Ele chegou a ser socorrido em estado grave e levado para o Hospital Municipal Lourenço Jorge, na Barra, mas não resistiu aos ferimentos. O corpo do policial será enterrado na tarde desta terça-feira (20), no Cemitério Jardim da Saudade, em Sulacap, na Zona Oeste do Rio.

Em nota, a Seop também lamentou a morte e expressou os sinceros sentimentos à família e amigos do agente.

José Antônio integrava a Polícia Civil desde 2015. Ao longo da carreira, atuou nas delegacias de homicídios da Capital e da Baixada Fluminense, no Departamento Geral de Polícia da Capital e no Departamento de Combate à Corrupção, ao Crime Organizado e à Lavagem de Dinheiro.

“A perda de um dos nossos é sentida com dor e indignação. A Sepol se solidariza com os familiares, amigos e colegas neste momento de luto, também vivido por cada um da instituição.
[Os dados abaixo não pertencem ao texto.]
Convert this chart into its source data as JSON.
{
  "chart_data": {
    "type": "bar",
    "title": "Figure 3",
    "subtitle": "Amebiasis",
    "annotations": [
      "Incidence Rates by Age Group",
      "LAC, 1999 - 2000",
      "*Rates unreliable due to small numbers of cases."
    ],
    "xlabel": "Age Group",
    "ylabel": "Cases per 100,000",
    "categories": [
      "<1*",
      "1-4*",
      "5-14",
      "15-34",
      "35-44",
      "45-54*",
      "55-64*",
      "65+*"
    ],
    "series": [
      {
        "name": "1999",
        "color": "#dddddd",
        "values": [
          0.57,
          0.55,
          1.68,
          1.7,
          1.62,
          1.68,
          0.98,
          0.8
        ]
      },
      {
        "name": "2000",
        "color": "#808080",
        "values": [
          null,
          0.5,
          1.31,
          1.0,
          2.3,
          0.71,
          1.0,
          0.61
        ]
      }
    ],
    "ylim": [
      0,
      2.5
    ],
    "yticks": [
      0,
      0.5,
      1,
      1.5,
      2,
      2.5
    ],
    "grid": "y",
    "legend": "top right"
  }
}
As diligências para identificar os responsáveis por esse ataque covarde já estão em andamento”, diz nota da instituição.

Durante a tarde, a Linha Amarela precisou ser fechada devido a novos confrontos dentro da comunidade. Agentes tentam localizar os envolvidos no homicídio. O Rio Ônibus informou que, por conta disso, 19 linhas de ônibus precisaram ser desviadas de seus itinerários.